The First Nations Constitutional Recognition to Parliament Interim Report was co-chaired by Labor Western Australian Senator Patrick Dodson and Liberal member for Berowa Julian Lesser and this (also see below) is how Senator Dodson met the moment of the news that the government have instructed their advisory bodies not to engage with recommendations from considering a First Nations voice to parliament.

So now we arrive at this moment, a couple of weeks away from Australia Day/ Invasion Day, a day where we can reflect on how we, non-indigenous, come to be here, how we live listening to the call for voice, treaty, truth. What is being called out in you to meet the moment?

T-shirt by Sparkke I have been wearing lately.

2021: Meeting the Moment

This year’s blog will be all about meeting the moment.

Everyday moments provide extraordinary insights, opportunities and challenges. The grapes ripen on the vine as the sun turns water into wine. The path becomes smoother the more often you walk it and if you take your eyes to the horizon as you walk the future comes focus.

As 2021 begins, our species is looking towards vaccinations, our planet is holding its breath as we reshape and some resist what She is beckoning for – a much lighter touch to our shared living arrangements. Shimmering in the skies, the full moon appeared a few days ago and rose high into the night closing out the year. A year, for many where there has been a deep desire to let go of everything that has been hard or hasn’t quite unfolded as they might have hoped.
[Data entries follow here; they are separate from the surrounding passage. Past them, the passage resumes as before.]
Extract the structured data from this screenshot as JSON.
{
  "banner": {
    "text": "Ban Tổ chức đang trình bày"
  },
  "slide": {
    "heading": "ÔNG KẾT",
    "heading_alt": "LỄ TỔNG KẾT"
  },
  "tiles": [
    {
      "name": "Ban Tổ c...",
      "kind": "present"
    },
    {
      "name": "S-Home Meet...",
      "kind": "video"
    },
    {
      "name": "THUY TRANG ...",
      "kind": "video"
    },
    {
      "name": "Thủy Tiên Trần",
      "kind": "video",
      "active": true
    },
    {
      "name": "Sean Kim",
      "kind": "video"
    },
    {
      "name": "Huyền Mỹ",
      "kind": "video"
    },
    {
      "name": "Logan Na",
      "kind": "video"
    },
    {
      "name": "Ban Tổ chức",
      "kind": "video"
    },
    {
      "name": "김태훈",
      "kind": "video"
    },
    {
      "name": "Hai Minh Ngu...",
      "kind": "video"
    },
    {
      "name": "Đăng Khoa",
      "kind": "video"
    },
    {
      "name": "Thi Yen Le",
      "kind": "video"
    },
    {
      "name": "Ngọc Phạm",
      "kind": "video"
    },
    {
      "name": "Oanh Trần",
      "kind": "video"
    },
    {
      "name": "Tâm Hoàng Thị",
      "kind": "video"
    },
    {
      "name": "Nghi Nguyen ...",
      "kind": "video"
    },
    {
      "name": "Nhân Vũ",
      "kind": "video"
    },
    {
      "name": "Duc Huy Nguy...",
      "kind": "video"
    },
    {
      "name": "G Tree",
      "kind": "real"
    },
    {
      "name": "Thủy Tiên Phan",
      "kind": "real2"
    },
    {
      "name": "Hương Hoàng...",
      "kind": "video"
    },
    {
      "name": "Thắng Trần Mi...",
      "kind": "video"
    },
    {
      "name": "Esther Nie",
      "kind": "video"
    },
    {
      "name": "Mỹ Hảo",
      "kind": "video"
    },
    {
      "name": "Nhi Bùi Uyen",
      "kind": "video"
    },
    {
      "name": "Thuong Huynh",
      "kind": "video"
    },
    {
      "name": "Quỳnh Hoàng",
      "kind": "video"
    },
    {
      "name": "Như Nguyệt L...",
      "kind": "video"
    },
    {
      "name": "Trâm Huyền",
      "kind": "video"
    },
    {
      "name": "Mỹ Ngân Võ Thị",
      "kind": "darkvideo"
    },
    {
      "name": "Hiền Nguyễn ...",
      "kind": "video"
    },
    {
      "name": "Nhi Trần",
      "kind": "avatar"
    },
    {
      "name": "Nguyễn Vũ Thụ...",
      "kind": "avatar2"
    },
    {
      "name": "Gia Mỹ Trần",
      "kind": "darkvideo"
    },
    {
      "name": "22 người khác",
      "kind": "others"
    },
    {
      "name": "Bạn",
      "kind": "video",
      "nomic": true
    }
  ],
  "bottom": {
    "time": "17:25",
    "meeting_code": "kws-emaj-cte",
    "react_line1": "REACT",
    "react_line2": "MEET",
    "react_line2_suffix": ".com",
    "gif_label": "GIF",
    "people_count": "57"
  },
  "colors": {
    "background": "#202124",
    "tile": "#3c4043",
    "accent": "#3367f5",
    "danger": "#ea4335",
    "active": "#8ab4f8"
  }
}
These past few days as the new year arrives we know seeds sown in the metaphoric times of a new moon will now come into harvest. 2021 may well bring a harvest from the introspection from quarantine, slowing and fasting from systems that were already withering away. We will be meeting moments in the year ahead from seeds sown long ago. How ready we are to meet the moments?

The losses of 2020 have come with silver linings. The origin of this idea of silver linings comes from the 17th century from a poem by John Milton. He wrote the poem for Michaelmas Day, a time of the year in his part of the world, when dark nights and cooler days begin. Where the season calls for some preparation to retreat and to say farewell before a new cycle would begin. In my part of the world Michaelmas Day is when the days get longer and there is the hint of warmth on the breeze forecasting a summer arriving in a few months. A lining is an inner layer and a wonderful invitation for these times. To look under the covers, to find something that matches the garment, yet cut from a different cloth, to help the outer garment fall well, it also reduces the wearing strain of the garment and helps it last longer – so surely a silver lining might be an even more precious contribution to holding us altogether in these times too.

Ironically, John Milton’s silver lining phrase, was written in a form of theatre known as a masque, and indeed masks were worn in these ephemeral productions. Surely a prophecy as we meet this moment.

In order to meet the moments, we will need to be ready and 2020 has been in many ways a time to get ready, a time to notice what we have and what we value most. A hug has become precious, the fragility of democracy has been tested and fascist playbooks have been dusted off shelves. We meet the moment at the dawn of 2021 in the full knowledge that invisible rogue cells can close a border, end a life, decimate a regional economy, pull families apart.

Meeting the moment by feeling the silkiness of a silver lining and coming to recognising it as adding protection, warmth, comfort and style to our outer-selves, might serve us very well as we start the year. In meeting the moment we will be fulfilling the promises of those who have left legacies and succession plans for us to step up and take our part. We will be accepting invitations and our inheritance to pathways for just settlements. In my country I expect this to be a public discourse for treaties, for a national conversation about what it means to broker climate justice and I also predict there will be moments as a nation we will have to meet with our neighbours in the region and have a heart-to-heart that goes beyond crayfish and coal.

Inner and Outer layers: Pre-COVID19 somewhere in Portugal on the way to Santiago de Compostela – getting ready to be ready as David Whyte says.